Children. Since adolescence, I’ve associated the writing-life with the images borne towards me from my uncle’s life. My uncle introduced me to many of his poet friends–truly genuine, loving, funny people. One thing I noticed as a teen and young adult, without ever thinking too much about it, was that many of these poets did not have children. So it seemed to me, growing up, that a life of poetry might not be compatible with parenthood. Of course, this is an egregious generalization. And, of course, people have and do not have children for any number of reasons–reasons that need not be explained to anyone. But I often truly do wonder: is the writing life compatible with parenthood?

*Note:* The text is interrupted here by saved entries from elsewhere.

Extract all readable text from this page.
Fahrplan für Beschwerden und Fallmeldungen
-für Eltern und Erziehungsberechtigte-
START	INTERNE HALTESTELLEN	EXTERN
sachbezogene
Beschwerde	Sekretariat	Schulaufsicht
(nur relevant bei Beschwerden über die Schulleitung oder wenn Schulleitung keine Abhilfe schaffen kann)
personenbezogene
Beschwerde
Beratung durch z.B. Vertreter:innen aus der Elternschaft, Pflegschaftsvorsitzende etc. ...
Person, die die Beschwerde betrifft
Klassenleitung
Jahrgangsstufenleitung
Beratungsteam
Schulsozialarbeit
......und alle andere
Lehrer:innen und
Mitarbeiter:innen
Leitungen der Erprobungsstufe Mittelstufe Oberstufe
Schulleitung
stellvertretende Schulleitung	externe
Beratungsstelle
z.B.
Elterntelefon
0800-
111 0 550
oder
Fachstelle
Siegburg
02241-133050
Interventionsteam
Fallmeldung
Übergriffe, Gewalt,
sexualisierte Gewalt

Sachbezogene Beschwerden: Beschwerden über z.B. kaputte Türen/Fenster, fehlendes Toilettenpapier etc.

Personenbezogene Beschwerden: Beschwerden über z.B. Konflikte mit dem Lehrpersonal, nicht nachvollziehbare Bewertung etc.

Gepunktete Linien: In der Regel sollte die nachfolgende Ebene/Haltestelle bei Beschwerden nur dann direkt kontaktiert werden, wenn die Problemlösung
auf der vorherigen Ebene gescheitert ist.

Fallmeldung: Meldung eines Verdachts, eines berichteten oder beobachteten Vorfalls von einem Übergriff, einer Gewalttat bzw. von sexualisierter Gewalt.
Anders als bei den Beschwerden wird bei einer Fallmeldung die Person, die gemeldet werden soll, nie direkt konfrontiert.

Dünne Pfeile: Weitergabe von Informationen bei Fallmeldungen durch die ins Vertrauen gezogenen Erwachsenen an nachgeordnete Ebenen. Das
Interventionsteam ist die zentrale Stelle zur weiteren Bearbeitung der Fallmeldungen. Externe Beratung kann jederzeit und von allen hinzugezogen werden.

I’m speaking specifically of a writer at the beginning of their career: the unpublished, the hopeful, the compulsive–me.  Because, obviously, many successful writers have successfully raised children. No, I wonder, more specifically, of the writer I soon hope to be: the writer trying to break into the business who is also raising a child–or two, or three, or more.

For me, just now, this question of the writer-parenthood paradigm is important. My wife and I, we are trying to get pregnant. If we are blessed with a child, well, then, I will need to make more money. It’s not merely a question of my wife not being able to work. She will go back to work; she will continue to make money. That’s her preference. And, of course, I will spend time at home with my child, feasibly writing. No, it’s a question of the way I feel about my role. I want to provide for my wife and my child. I want to contribute meaningfully to our financial situation in a way that will enable us to move out of our apartment, buy a house, perhaps buy a second car–basically ease the burden that is now primarily on my wife, a successful lawyer. I am frantically searching for teaching jobs. I am frantically applying to writing fellowships. I am frantically trying to finish my third rewrite of my novel.

All of this strikes me as productive.

On most days, too, the time I spend writing strikes me as worthwhile and productive.

But at what point in the near future will the time I spend writing begin to compromise my ability to meet my responsibilities as a husband, a father? How long can I continue to spend my time writing (without making money) before the ballooning financial responsibilities of adulthood swallow more and more of my time–the time I had previously set aside for writing? It seems I’m confronting a make-or-break moment.

Obviously the people who become successful writers are the ones who do it. Perseverance, finally, is more important than talent. You can’t just write when inspiration puts your head in the furnace. And the more you write, the more you discover: inspiration comes later in the process. You have to work through the soot. You have to spend weeks looking into the twilight just to see the twinkle in the first star. Writers do this. Writers write, frantically.

And yet, when you make no money, this frantic activity seems a bit suspicious, doesn’t it?

I do not believe I have an addiction. But really, what is the difference between addiction and perseverance? What is the difference between Gabriel García Márquez writing furiously for 18 months, and, say the terrible “American Idol” contestant singing furiously for 18 months? Talent, obviously. Talent is important too. How do you know if you got any? At what point do you decide that you’ve tried hard enough–that you’re just not talented enough, that your wife, and your potential child, need you more than you need your writing?

I’ve found the best thing to do is to not think about these things. The best thing to do is to simply write. And that’s not hard for me: I’m addicted.